Wissen um die stammesgeschichtlichen Beziehungen der Fledermäuse ist für die menschliche Gesundheit sehr bedeutsam, da einige Arten als Ursprung für das Auftreten der für den Menschen tödlichen Coronaviren SARS und MERS gelten. Für Fledermäuse sind sie hingegen offensichtlich harmlos.

Um nachvollziehen zu können, wie sie mit diesen Viren leben können und vielleicht Vorhersagen bezüglich eines möglichen Neuauftretens dieser Krankheiten machen zu können, ist eine genauere Untersuchung der Mitglieder der Rhinonycteridae wichtig.

„Eine der wichtigsten Erkenntnisse der Untersuchungen besteht in der Entdeckung, dass sich die Rhinonycteridae sowohl von den Hufeisennasenfledermäusen als auch den Rundblattnasenfledermäusen unterscheiden und eine alte Fledermausfamilie sind, die auf weitere Coronaviren, zum Beispiel die für SARS verantwortlichen Viren, untersucht werden sollte. Denn von diesen Arten, die offensichtlich nicht von den Coronaviren beeinträchtigt werden, erhalten wir eventuell die Antwort darauf, wie wir uns gegen diese Krankheiten schützen können“, so Prof. Emma Teeling (University College Dublin, Irland), Seniorautorin des wissenschaftlichen Artikels.
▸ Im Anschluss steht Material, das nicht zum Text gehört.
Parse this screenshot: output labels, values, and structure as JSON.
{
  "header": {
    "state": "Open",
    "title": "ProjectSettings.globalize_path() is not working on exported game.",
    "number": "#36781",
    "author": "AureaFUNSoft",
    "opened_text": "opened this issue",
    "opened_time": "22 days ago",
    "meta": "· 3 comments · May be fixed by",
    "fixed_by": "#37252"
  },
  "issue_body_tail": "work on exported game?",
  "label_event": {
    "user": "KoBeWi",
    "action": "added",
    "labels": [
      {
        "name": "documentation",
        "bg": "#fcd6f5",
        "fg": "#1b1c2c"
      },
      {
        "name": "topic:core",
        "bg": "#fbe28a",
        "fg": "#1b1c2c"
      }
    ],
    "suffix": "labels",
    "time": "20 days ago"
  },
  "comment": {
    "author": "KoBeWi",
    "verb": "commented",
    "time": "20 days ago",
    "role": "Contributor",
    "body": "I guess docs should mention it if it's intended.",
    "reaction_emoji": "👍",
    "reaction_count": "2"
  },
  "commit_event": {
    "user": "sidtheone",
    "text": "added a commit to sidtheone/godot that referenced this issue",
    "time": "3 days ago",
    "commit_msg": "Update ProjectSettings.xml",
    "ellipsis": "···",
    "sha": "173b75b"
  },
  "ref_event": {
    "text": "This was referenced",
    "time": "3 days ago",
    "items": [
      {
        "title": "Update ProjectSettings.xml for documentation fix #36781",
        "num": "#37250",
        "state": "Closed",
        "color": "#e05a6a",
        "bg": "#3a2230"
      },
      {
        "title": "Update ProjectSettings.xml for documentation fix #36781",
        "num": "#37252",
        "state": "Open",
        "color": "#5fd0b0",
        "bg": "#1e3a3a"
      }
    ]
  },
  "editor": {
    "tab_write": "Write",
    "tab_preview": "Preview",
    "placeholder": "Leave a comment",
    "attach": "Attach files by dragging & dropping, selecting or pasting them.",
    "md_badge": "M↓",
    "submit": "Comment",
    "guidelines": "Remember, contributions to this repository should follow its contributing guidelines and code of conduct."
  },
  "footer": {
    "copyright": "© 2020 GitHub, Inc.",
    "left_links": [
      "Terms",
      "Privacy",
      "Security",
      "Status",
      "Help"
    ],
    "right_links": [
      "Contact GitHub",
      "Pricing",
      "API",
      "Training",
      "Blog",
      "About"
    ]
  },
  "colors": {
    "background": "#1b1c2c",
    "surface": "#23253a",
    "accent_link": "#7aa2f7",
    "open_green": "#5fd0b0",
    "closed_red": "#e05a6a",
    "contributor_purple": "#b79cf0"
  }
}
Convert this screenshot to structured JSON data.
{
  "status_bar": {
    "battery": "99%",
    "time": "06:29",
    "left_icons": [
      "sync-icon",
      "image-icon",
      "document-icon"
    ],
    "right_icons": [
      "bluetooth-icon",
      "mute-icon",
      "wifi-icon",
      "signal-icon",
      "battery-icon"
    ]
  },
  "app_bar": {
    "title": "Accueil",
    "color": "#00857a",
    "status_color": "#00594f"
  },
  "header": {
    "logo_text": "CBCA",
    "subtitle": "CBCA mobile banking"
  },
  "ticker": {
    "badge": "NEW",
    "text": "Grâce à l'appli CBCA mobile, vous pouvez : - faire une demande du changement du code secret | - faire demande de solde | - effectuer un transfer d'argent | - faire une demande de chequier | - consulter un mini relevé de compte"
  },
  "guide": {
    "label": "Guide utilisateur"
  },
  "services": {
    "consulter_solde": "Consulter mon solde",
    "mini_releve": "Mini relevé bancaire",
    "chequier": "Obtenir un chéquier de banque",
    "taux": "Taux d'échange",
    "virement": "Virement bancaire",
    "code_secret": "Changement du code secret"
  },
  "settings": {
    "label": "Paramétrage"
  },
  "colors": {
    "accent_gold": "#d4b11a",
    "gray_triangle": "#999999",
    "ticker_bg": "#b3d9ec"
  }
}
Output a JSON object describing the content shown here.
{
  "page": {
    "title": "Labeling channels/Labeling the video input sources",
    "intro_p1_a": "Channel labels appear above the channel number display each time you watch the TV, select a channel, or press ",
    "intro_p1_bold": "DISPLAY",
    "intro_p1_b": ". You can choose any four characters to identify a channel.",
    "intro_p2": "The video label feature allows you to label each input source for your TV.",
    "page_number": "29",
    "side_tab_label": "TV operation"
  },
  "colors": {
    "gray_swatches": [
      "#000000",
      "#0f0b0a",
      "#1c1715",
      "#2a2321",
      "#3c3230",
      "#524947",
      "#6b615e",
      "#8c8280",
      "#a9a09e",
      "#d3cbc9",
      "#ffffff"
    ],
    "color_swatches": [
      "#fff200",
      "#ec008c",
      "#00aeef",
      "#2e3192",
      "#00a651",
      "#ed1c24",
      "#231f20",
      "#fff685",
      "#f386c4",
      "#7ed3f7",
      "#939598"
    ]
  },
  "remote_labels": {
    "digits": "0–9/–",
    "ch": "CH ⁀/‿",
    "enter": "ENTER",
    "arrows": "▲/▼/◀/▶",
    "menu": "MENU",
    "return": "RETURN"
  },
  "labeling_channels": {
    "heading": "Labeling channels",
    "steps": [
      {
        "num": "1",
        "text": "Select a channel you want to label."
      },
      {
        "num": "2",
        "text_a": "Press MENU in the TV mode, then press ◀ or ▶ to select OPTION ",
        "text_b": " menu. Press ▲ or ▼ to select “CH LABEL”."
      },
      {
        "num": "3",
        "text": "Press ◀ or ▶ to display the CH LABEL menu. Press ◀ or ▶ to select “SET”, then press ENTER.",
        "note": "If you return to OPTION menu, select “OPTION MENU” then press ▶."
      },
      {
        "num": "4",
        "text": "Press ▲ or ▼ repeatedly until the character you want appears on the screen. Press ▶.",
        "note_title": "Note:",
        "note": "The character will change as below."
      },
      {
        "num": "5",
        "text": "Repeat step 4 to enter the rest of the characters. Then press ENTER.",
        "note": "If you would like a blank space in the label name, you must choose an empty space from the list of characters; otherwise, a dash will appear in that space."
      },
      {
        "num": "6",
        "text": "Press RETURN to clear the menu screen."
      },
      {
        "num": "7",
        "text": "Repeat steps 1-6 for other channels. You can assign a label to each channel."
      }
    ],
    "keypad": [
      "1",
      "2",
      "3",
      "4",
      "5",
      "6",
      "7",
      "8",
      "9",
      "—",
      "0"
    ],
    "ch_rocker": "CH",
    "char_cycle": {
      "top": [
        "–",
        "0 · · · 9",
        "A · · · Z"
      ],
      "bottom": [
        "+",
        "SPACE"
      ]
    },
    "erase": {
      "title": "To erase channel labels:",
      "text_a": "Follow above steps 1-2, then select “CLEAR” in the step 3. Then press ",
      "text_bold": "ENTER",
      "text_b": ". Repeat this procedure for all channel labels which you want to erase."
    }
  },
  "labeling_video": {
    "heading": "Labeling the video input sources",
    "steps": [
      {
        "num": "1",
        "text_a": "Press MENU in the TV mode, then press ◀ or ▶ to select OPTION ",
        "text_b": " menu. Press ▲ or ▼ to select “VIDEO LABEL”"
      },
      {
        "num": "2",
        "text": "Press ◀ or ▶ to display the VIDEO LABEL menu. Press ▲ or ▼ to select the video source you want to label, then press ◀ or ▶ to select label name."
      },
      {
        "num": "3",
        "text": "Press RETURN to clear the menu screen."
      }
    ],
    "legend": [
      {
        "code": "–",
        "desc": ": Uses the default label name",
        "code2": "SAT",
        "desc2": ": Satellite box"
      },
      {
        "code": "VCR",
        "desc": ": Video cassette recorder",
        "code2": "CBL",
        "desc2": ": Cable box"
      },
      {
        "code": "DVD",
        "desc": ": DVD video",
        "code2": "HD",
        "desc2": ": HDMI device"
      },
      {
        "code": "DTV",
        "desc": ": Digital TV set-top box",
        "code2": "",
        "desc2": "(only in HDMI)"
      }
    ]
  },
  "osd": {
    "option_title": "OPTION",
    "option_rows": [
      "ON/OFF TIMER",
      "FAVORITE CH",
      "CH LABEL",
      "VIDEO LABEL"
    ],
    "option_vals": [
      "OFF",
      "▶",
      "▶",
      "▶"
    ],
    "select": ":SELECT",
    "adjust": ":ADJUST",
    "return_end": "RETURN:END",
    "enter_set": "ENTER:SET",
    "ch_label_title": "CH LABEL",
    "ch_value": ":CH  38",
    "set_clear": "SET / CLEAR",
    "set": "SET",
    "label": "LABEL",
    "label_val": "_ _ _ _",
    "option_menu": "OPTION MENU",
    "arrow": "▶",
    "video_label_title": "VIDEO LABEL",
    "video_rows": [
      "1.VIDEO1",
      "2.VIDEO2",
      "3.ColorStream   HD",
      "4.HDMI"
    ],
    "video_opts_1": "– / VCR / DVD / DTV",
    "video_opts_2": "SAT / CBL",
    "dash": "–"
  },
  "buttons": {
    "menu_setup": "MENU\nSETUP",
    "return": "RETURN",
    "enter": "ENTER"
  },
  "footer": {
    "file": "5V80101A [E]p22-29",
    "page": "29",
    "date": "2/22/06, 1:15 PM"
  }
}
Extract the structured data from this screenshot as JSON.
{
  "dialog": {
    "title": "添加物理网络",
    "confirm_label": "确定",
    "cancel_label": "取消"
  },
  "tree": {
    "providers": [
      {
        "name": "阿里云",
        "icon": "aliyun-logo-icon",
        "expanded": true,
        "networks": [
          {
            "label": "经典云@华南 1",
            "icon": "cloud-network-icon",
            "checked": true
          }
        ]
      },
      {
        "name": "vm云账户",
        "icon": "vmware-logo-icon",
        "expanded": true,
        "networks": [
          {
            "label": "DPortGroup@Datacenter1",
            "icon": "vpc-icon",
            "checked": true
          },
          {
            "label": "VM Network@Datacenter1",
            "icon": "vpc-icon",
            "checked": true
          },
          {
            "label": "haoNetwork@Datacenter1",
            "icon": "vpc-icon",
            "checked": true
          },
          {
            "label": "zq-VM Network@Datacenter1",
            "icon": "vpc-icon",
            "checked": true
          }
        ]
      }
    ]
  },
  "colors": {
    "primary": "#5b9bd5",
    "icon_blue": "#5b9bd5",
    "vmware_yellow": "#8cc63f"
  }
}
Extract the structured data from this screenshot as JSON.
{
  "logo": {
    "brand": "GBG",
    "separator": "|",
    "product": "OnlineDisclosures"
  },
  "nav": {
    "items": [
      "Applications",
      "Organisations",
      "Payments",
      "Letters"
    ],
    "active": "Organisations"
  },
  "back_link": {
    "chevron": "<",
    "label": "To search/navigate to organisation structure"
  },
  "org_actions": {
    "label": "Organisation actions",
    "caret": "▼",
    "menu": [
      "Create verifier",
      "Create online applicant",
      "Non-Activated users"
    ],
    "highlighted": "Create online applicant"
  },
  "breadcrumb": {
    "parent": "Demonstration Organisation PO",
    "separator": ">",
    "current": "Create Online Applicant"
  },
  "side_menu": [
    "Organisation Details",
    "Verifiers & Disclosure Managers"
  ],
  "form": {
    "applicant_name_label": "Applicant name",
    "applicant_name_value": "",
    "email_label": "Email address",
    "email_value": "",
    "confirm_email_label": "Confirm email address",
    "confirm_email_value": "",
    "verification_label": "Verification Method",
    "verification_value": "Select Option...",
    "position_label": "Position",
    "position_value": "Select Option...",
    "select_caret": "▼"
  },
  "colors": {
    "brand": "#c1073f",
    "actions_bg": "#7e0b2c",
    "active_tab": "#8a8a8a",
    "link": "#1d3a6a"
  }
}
Der neue erstellte Stammbaum legt nahe, dass Fledermausarten in Afrika, Australien und Asien, die vorher nicht berücksichtigt wurden, zukünftig überwacht werden müssen, um mögliche Krankheitsausbrüche besser vorhersagen zu können und somit eine bessere Kontrolle über potenziell auftretende Viruserkrankungen zu haben. Die Untersuchungen belegen aber auch, wie wichtig globaler Artenschutz ist. Co-Autor, Dr. Kyle Armstrong von der University of Adelaide, der an der formellen Benennung der neuen Familie beteiligt war, sagt:

„Dies ist ein schönes Beispiel dafür, dass die Taxonomie nicht einfach die ,schrullige‘ Seite der Wissenschaft ist – es zeigt die lange und eigenständige entwicklungsgeschichtliche Vergangenheit dieser Fledermaus-Gruppe, von der wir früher annahmen, dass sie nur ,etwas anders‘ sei. In Australien zieht dies nun eine größere Wertschätzung der Goldenen Rundblattnasefledermäuse nach sich. Sie sind die letzten einsamen Überlebenden einer in neue Lebensräume ausgebreiteten Gruppe dieser Familie aus dem Miozän – also vor rund 23 bis 5 Millionen Jahren. Momentan habe die Tiere unter dem Bergbau zu leiden.“

Wie von Steven Goodman (Field Museum of Natural History, Chicago) erwähnt, „bieten die Schlussfolgerungen dieser Studie einen wichtigen Einblick in mehrere, in Madagaskar vorkommende Arten von Rhinonycteridae, sowohl was deren Entwicklungsgeschichte als auch zukünftigen Schutz betrifft“. Hauptautorin Nicole Foley vom University College Dublin, Irland, bemerkt: „Diese Abhandlung ist ein wunderbares Beispiel dafür, wie die Naturschutzbiologie, hochmoderne Genanalysen und die Evolutionstheorie miteinander verbunden werden können, um einige der größten Herausforderungen, denen sich die Menschheit heute gegenüber sieht, zu bewältigen.“

Es ist absolut notwendig, dass die Artenvielfalt auf der Erde verstanden wird, wenn wir Menschen unsere Interaktionen mit der natürlichen Umgebung schützen, nutzen und optimieren möchten. Dafür müssen verschiedene Arten bestimmt und gezählt werden, um zu verstehen, ob deren Populationen in Anbetracht der Veränderung der Erde durch den Menschen wachsen oder abnehmen. Die Taxonomie bzw. die Klassifizierung von Arten spielt beim Verstehen dieser Artenvielfalt eine wichtige Rolle. In der Vergangenheit basierte die Bestimmung von Arten hauptsächlich auf anatomischen Eigenschaften, die manchmal jedoch nicht für die Aufgabenstellung geeignet sind, und dies führte zu vielen wissenschaftlichen Diskussionen.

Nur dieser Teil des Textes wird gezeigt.